I am an Indian Muslim. I am a person whose ancestors fought for India and stood against the partition and even showed their love by not agreeing to go to Pakistan. I love my country the same way any other Indian would. But during times like this, I would really like to ask scientists to invent a machine which can measure love. So, that I can prove my love for my nation to my government.
I was born and brought up in a secular India. I feel a heart-wrenching pain with the present condition. I am having sleepless nights, thinking about people in detention camps, and about people around me, who can be sent to detention camps, just because they don’t have proper documents.
Our constitutional values are in danger, and no person who has faith in our democracy can afford to be silent and uninvolved in the present scenario.

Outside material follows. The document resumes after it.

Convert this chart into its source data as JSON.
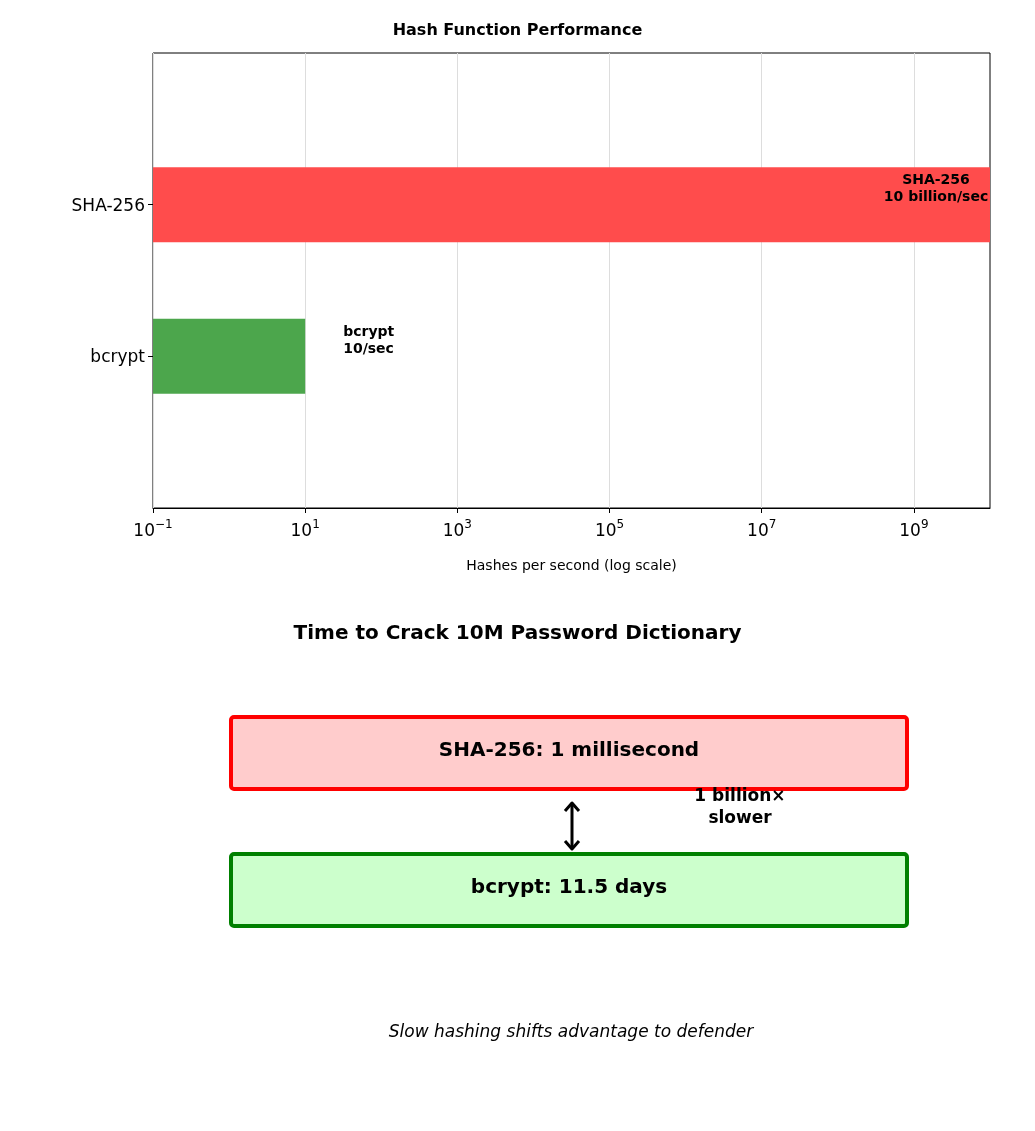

Article 14 of the Constitution lays down that the “State shall not deny to any person equality before the law or the equal protection of the laws within the territory of India”. It bears emphasis that Article 14 applies not only to citizens but to “all persons within the territory of India”. And yet, discrimination is going on openly. And still, we are asked to keep silent. Isn’t it now, high time, to stop keeping silent, just for the sake of maintaining a diplomatic face?
The students who are protesting are highly qualified and are being defamed uselessly.

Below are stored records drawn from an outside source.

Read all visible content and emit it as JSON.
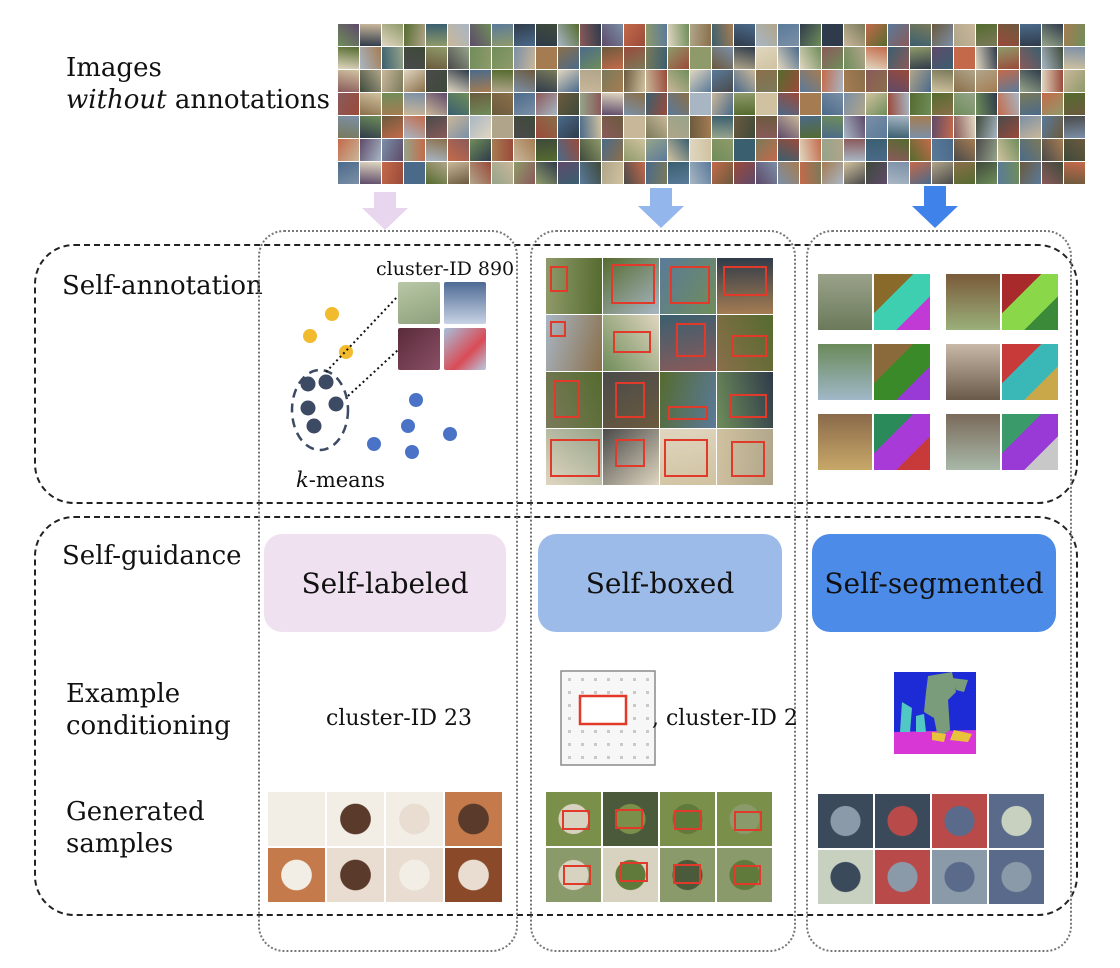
{
  "row_labels": {
    "images": {
      "line1": "Images",
      "line2_italic": "without",
      "line2_rest": " annotations"
    },
    "self_annotation": "Self-annotation",
    "self_guidance": "Self-guidance",
    "example_conditioning": {
      "line1": "Example",
      "line2": "conditioning"
    },
    "generated_samples": {
      "line1": "Generated",
      "line2": "samples"
    }
  },
  "columns": {
    "labeled": {
      "pill_label": "Self-labeled",
      "pill_color": "#efe1f0",
      "arrow_color": "#e8d6ee",
      "cluster_caption": "cluster-ID 890",
      "kmeans_italic": "k",
      "kmeans_rest": "-means",
      "conditioning_text": "cluster-ID 23"
    },
    "boxed": {
      "pill_label": "Self-boxed",
      "pill_color": "#9dbbe9",
      "arrow_color": "#93b6ec",
      "conditioning_text": ", cluster-ID 2"
    },
    "segmented": {
      "pill_label": "Self-segmented",
      "pill_color": "#4d8be8",
      "arrow_color": "#3f82ea"
    }
  },
  "colors": {
    "dot_yellow": "#f2bb2e",
    "dot_dark": "#3d4a63",
    "dot_blue": "#4a72c6",
    "box_red": "#e23a2a",
    "caption_blue": "#4e6a86"
  }
}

They are understanding the depth of the situation and raising their voices against it. The protest wasn’t meant to get violent, but, it was all done by the law keepers, who used the law through their lathi, in the most disruptive way.
This will all be remembered in history as the ‘black days’; I believe it’s even worse than the situation under the British government, because, this time, it’s Indian V/S Indian.

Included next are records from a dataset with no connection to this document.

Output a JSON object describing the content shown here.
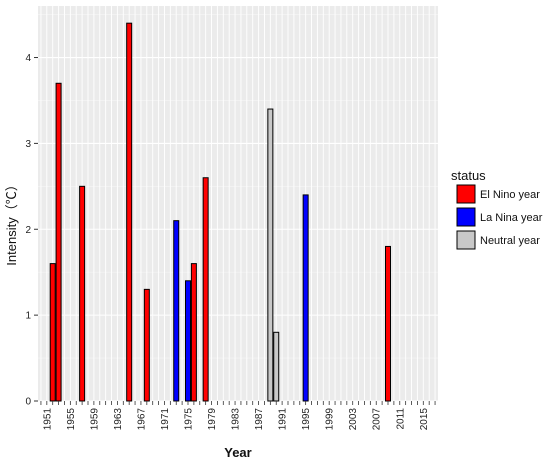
{
  "chart_data": {
    "type": "bar",
    "title": "",
    "xlabel": "Year",
    "ylabel": "Intensity（℃）",
    "ylim": [
      0,
      4.6
    ],
    "y_ticks": [
      0,
      1,
      2,
      3,
      4
    ],
    "x_tick_years": [
      1951,
      1955,
      1959,
      1963,
      1967,
      1971,
      1975,
      1979,
      1983,
      1987,
      1991,
      1995,
      1999,
      2003,
      2007,
      2011,
      2015
    ],
    "x_tick_labels": [
      "1951",
      "1955",
      "1959",
      "1963",
      "1967",
      "1971",
      "1975",
      "1979",
      "1983",
      "1987",
      "1991",
      "1995",
      "1999",
      "2003",
      "2007",
      "2011",
      "2015"
    ],
    "x_range": [
      1949.5,
      2017.5
    ],
    "grid": true,
    "legend_title": "status",
    "legend_position": "right",
    "series": [
      {
        "name": "El Nino year",
        "color": "#ff0000"
      },
      {
        "name": "La Nina year",
        "color": "#0000ff"
      },
      {
        "name": "Neutral year",
        "color": "#c8c8c8"
      }
    ],
    "bars": [
      {
        "year": 1952,
        "value": 1.6,
        "status": "El Nino year"
      },
      {
        "year": 1953,
        "value": 3.7,
        "status": "El Nino year"
      },
      {
        "year": 1957,
        "value": 2.5,
        "status": "El Nino year"
      },
      {
        "year": 1965,
        "value": 4.4,
        "status": "El Nino year"
      },
      {
        "year": 1968,
        "value": 1.3,
        "status": "El Nino year"
      },
      {
        "year": 1973,
        "value": 2.1,
        "status": "La Nina year"
      },
      {
        "year": 1975,
        "value": 1.4,
        "status": "La Nina year"
      },
      {
        "year": 1976,
        "value": 1.6,
        "status": "El Nino year"
      },
      {
        "year": 1978,
        "value": 2.6,
        "status": "El Nino year"
      },
      {
        "year": 1989,
        "value": 3.4,
        "status": "Neutral year"
      },
      {
        "year": 1990,
        "value": 0.8,
        "status": "Neutral year"
      },
      {
        "year": 1995,
        "value": 2.4,
        "status": "La Nina year"
      },
      {
        "year": 2009,
        "value": 1.8,
        "status": "El Nino year"
      }
    ]
  }
}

Now I can imagine historical incidents in the light of the current situation. How they must have felt? How did they do it? We can now understand it even more easily. But the sad part is, that our forefathers fought so that we wouldn’t have to face these situations. But unfortunately, we are also standing in their shoes. We are also fighting for our rights, fighting for freedom, fighting for the Constitution. I hope, we also win, in the same way.